This monthly discussion series features presentations from EPA’s innovative early career researchers in addition to an invited speaker from industry or academia.
February 2, 12-1:00 PM ET
For the month of February, we will be joined by John Sloop, an ORISE participant from USEPA’s Office of Research and Development, and William Dichtel, Robert L. Letsinger Professor of Chemistry from Northwestern University
USEPA Office of Research and Development
John Sloop received a Bachelor of Science in chemistry and mathematics from Barton College in Wilson, NC, and then received his PhD in chemistry from Wake Forest University in Winston Salem, NC. While his PhD focused on atomic spectrometry and non-traditional calibration techniques, his postdoc on non-targeted analysis at the EPA has been quite a shift in gears, but an excellent learning experience at the same time. In his spare time, he enjoys making music, playing video games, and spending time with his wife, Emily, their daughter, Valerie, and their dog, Parker.
Non-targeted analysis of drinking water samples from 46 homes across five regions of California
Many chemicals can be found in drinking water samples across the US, most of which occur at very low concentrations. Point-of-use (POU) drinking water filters are useful tools from a consumer perspective; they can also serve as a viable sampling tool, sampling hundreds of gallons of water while filtering and concentrating chemicals onto the filters. In this study, participants across California were provided with POU drinking water filters and most participants sampled between 100-200 gallons. Chemicals were extracted from the filters, and non-targeted analysis techniques were used to identify these chemicals, with an emphasis on potential carcinogens.
Robert L. Letsinger Professor of Chemistry
William Dichtel received a B.S. degree in Chemistry from MIT, where he performed research with Prof. Tim Swager. Dichtel obtained his Ph.D. degree from UC-Berkeley under Prof. Jean M. J. Fréchet. He was a joint postdoctoral researcher with Prof. Fraser Stoddart, UCLA, and Prof. James Heath, Caltech. He began his independent academic career at Cornell University in 2008 and was promoted to Associate Professor in 2014. In 2016, he moved to Northwestern University as the Robert L. Letsinger Professor of Chemistry. The unifying theme of Dichtel’s research is the use of organic synthesis and noncovalent assembly to control the structure and reactivity of molecules, materials, and interfaces across chemical environments.
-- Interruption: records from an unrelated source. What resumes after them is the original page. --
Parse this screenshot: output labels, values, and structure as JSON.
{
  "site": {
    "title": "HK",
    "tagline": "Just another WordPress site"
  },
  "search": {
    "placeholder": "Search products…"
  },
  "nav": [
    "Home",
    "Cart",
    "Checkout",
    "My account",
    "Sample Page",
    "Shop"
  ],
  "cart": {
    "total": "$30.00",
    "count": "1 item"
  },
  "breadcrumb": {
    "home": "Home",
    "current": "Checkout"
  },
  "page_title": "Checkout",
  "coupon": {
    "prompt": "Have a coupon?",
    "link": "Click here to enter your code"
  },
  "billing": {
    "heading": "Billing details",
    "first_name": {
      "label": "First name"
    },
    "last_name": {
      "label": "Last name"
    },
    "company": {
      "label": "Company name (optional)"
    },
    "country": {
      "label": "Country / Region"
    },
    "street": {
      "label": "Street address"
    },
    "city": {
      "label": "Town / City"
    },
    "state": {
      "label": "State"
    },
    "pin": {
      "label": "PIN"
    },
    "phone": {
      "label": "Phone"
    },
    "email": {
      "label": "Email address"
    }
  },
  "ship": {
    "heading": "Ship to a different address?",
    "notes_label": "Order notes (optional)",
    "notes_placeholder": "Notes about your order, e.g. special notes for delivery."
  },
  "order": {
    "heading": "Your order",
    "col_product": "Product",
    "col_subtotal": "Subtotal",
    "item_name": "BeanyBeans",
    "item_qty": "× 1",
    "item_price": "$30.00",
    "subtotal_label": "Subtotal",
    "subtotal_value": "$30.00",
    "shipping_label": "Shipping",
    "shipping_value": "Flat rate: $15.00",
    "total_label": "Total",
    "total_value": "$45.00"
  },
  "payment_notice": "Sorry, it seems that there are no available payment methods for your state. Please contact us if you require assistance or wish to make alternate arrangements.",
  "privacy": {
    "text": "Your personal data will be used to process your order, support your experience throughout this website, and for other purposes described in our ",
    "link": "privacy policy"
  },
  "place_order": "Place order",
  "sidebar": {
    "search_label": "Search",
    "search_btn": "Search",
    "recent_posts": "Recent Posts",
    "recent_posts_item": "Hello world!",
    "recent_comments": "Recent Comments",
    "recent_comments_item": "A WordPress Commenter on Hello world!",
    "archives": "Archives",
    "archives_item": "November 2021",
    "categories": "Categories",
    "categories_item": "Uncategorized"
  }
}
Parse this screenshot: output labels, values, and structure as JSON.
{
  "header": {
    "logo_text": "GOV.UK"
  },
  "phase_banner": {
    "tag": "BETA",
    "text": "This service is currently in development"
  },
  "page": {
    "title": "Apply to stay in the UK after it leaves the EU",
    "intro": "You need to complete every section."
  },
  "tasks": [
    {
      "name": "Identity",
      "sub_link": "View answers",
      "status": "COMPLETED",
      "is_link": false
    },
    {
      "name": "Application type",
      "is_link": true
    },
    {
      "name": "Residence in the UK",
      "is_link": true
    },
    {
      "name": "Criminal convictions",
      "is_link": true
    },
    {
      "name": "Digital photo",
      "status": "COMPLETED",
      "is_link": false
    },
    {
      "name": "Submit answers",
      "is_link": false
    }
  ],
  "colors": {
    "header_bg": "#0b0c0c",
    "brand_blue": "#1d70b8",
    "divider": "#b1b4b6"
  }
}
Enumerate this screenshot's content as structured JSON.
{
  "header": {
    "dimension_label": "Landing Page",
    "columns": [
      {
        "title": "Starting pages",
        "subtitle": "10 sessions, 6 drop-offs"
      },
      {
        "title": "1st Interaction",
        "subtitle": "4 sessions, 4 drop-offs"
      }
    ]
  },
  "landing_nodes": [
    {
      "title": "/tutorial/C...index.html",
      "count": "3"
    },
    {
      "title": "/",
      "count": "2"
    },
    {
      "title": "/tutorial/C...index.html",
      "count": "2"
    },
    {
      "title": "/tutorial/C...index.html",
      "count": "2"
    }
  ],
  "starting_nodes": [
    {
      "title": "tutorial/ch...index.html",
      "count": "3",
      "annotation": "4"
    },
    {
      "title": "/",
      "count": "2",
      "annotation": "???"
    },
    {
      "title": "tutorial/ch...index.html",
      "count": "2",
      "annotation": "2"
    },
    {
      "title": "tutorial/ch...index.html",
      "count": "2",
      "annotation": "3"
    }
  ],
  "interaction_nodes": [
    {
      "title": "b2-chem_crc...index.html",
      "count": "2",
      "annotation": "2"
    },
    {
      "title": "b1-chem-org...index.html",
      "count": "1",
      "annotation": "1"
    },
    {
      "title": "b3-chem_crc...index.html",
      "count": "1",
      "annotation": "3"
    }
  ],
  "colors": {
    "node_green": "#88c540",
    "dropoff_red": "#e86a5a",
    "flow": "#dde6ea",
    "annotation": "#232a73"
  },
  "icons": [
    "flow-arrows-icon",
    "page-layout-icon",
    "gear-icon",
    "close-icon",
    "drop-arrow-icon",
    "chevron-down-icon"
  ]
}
His research has expanded the study of polymerization processes into the second and third dimensions in an emerging class of polymers known as covalent organic frameworks (COFs), porous polymers for water purification, and new approaches to polymer recycling.
Dichtel’s research has been recognized nationally and internationally. Dichtel has received a MacArthur Fellowship, a Guggenheim Fellowship, the Leo Hendrik Baekeland Award of the North Jersey Section of the ACS, and he was named the 2020 National Laureate in Chemistry by the Blavatnik Awards for Young Scientists.
Porous Polymer Adsorbents Remove Perfluorinated Pollutants and Enable Their Mineralization
Per- and polyfluoroalkyl substances (PFASs) pollute water at concentrations harmful to human health. Crosslinked polymers containing β-cyclodextrin (β-CD) are promising adsorbents with demonstrated removal performances for PFASs from contaminated water sources. Despite the promising performance of some β-CD-based adsorbents for PFAS removal, many of these materials are not amenable for rational performance improvement or addressing fundamental questions about the PFAS adsorption mechanisms. These ambiguities arise from the poorly defined structure of the crosslinked polymers, especially with respect to the random substitution patterns of the cyclodextrins, as well as side reactions that modify the structures of some crosslinkers. A new β-CD polymer platform in which styrene groups are covalently attached to β-CD will be presented. These adsorbents also provide an opportunity to degrade PFAS at high concentrations in non-aqueous solvents because they can be regenerated by a simple solvent wash. The mineralization of perfluoroalkyl carboxylic acids (PFCAs) through a previously unrecognized sodium hydroxide-mediated defluorination pathway will be presented. This strategy is generalizable to branched perfluoroether carboxylic acids and operates via previously unrecognized mechanistic pathways.